Mata Uang Asia Lesu di Hadapan Dolar AS, Tapi Rupiah Terlemah

Hidayat Setiaji, CNBC Indonesia
13 August 2018 12:38
Mata Uang Asia Lesu di Hadapan Dolar AS, Tapi Rupiah Terlemah
Foto: CNBC Indonesia/Muhammad Sabki
Jakarta, CNBC Indonesia - Nilai tukar rupiah terhadap dolar Amerika Serikat (AS) masih terus melemah. Mata uang utama Asia pun cenderung melemah, tetapi rupiah menjadi yang terdalam. 

Pada Senin (13/8/2018) pukul 12:02 WIB, US$ 1 dibanderol Rp 14.610. Rupiah melemah 0,97% dan menyentuh titik terlemah sejak Oktober 2015. 

Pada pembukaan pasar, rupiah melemah 0,14%. Seiring perjalanan pasar, pelemahan rupiah semakin dalam dan sempat menyentuh 1%. 

Hingga siang ini, posisi terlemah rupiah berada di Rp 14.615/US$. Sementara terkuatnya adalah Rp 14.490/US$ yaitu saat pembukaan pasar. 

 

Rupiah bergerak searah dengan mata uang utama Asia yang juga melemah.
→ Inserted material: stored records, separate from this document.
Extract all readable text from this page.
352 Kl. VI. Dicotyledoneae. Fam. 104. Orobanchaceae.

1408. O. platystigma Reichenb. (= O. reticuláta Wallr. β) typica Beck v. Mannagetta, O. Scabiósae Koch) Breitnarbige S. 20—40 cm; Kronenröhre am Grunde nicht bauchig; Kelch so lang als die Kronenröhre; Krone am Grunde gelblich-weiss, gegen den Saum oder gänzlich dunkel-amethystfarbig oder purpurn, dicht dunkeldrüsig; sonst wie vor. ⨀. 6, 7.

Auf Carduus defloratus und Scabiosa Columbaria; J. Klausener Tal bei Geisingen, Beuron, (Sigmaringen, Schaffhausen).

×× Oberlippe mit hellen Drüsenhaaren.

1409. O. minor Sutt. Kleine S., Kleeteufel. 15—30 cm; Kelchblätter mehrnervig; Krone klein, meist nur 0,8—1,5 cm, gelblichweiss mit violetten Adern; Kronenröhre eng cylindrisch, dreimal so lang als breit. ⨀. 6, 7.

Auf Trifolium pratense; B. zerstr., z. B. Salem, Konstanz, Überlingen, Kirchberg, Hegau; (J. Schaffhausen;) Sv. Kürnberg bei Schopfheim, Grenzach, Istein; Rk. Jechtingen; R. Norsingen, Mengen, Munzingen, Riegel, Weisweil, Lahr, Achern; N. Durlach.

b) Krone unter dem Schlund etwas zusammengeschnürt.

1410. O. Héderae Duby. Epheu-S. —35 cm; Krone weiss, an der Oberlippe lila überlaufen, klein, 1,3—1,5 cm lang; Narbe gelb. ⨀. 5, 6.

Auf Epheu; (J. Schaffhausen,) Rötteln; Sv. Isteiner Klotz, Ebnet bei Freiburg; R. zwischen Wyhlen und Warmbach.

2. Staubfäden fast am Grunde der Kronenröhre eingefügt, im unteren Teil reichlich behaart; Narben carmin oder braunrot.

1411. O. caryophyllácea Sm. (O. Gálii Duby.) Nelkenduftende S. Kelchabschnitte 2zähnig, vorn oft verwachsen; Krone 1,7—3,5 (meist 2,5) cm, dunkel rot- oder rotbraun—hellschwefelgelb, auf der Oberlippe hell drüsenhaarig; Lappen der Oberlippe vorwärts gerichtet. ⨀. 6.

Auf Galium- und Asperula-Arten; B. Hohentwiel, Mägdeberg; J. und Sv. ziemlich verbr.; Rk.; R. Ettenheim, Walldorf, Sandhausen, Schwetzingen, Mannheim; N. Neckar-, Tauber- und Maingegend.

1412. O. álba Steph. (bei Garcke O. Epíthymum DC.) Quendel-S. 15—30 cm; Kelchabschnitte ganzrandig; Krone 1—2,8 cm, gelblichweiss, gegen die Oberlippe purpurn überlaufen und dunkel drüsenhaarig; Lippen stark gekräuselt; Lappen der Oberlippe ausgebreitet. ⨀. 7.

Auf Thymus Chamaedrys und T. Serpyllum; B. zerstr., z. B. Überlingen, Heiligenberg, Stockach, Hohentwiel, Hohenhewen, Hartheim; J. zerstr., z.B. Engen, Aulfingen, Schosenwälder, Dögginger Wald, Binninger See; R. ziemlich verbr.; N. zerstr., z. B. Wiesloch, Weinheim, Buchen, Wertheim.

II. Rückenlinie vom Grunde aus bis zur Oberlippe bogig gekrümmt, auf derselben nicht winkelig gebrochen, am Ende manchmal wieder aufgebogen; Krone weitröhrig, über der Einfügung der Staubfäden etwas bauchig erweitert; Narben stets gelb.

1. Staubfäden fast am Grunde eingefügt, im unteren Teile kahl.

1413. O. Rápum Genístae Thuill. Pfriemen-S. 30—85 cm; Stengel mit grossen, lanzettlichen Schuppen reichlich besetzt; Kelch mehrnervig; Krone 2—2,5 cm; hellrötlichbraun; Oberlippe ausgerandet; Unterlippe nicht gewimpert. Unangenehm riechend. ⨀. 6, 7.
Namun harus diakui bahwa depresiasi rupiah adalah yang terdalam karena nyaris mencapai 1%. 

Berikut perkembangan nilai tukar beberapa mata uang utama Asia terhadap dolar AS pada pukul 12:12 WIB: 

 

Sejak akhir pekan lalu, pasar keuangan dunia memang 'meleleh'. Mata uang Asia berjatuhan dan dolar AS begitu perkasa.  

Kekuatan dolar AS bertahan hingga saat ini. Pada pukul 12:13 WIB, Dollar Index (yang menggambarkan posisi greenback secara relatif di hadapan enam mata uang utama) masih menguat 0,10%.  

Dengan demikian, Dollar Index sudah menguat 1,15% dalam sepekan terakhir. Sementara dalam sebulan terakhir, kenaikannya mencapai 1,8% dan sejak awal tahun mencapai 4,7%.

 

Investor tengah dibuat defensif menyikapi perkembangan terbaru, utamanya dari Turki. Pelaku pasar semakin mencemaskan nilai tukar lira Turki yang terus melemah.

Pada pukul 12:18 WIB, lira melemah 2,08% terhadap dolar AS. Sebenarnya agak membaik karena akhir pekan lalu depresiasinya mencapai 15,97%. 

Ketika lira terus melemah, dikhawatirkan utang luar negeri perusahaan-perusahaan di Turki membengkak. Dalam satu titik, potensi gagal bayar (default) massal tidak bisa diabaikan. 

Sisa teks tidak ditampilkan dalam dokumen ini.